Durban - Anti-apartheid journalist Nathaniel Nakasa's mortal remains arrived at Durban's King Shaka International Airport on Tuesday accompanied by Arts and Culture Minister Nathi Mthethwa.
Nakasa's coffin was brought from the plane to the airport's cargo section where a guard of honour of members of Umkhonto we Sizwe military veterans association accompanied his coffin into a marquee, where tributes were paid.
Apart from his family, a host of media and ANC members were present.

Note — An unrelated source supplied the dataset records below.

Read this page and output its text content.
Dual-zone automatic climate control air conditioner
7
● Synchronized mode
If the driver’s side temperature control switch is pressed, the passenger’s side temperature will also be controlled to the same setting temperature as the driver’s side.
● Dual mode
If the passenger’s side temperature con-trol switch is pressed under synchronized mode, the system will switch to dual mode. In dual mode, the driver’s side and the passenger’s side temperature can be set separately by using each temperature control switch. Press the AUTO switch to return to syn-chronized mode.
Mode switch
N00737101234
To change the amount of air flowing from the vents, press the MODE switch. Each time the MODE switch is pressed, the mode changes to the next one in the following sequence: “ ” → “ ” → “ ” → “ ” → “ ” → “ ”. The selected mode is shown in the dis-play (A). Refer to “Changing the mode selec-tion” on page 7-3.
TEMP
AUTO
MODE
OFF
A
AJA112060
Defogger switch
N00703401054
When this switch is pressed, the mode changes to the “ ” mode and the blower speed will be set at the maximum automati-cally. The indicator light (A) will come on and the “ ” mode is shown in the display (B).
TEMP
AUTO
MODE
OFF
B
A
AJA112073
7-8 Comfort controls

Nakasa, a journalist who worked for Drum magazine, the Rand Daily Mail and Illanga newspapers among others, was forced to leave South Africa on an exit visa when the apartheid government refused to grant him a passport after he was awarded a Nieman fellowship at Harvard University in Cambridge, Massachusetts.
Nakasa died after falling from a building in New York in an apparent suicide in 1965.
He was 28.
He was buried at the city's Ferncliff Cemetery.
Press Ombudsman Joe Thloloe said that he had read Nakasa's work that he had written during the time that he was at Harvard.
"It was touching stuff of a man that was longing for home. From everything that I read, his heart was here and his body was there."
Earlier this week, Mthethwa led a delegation to the US to bring back Nakasa's remains.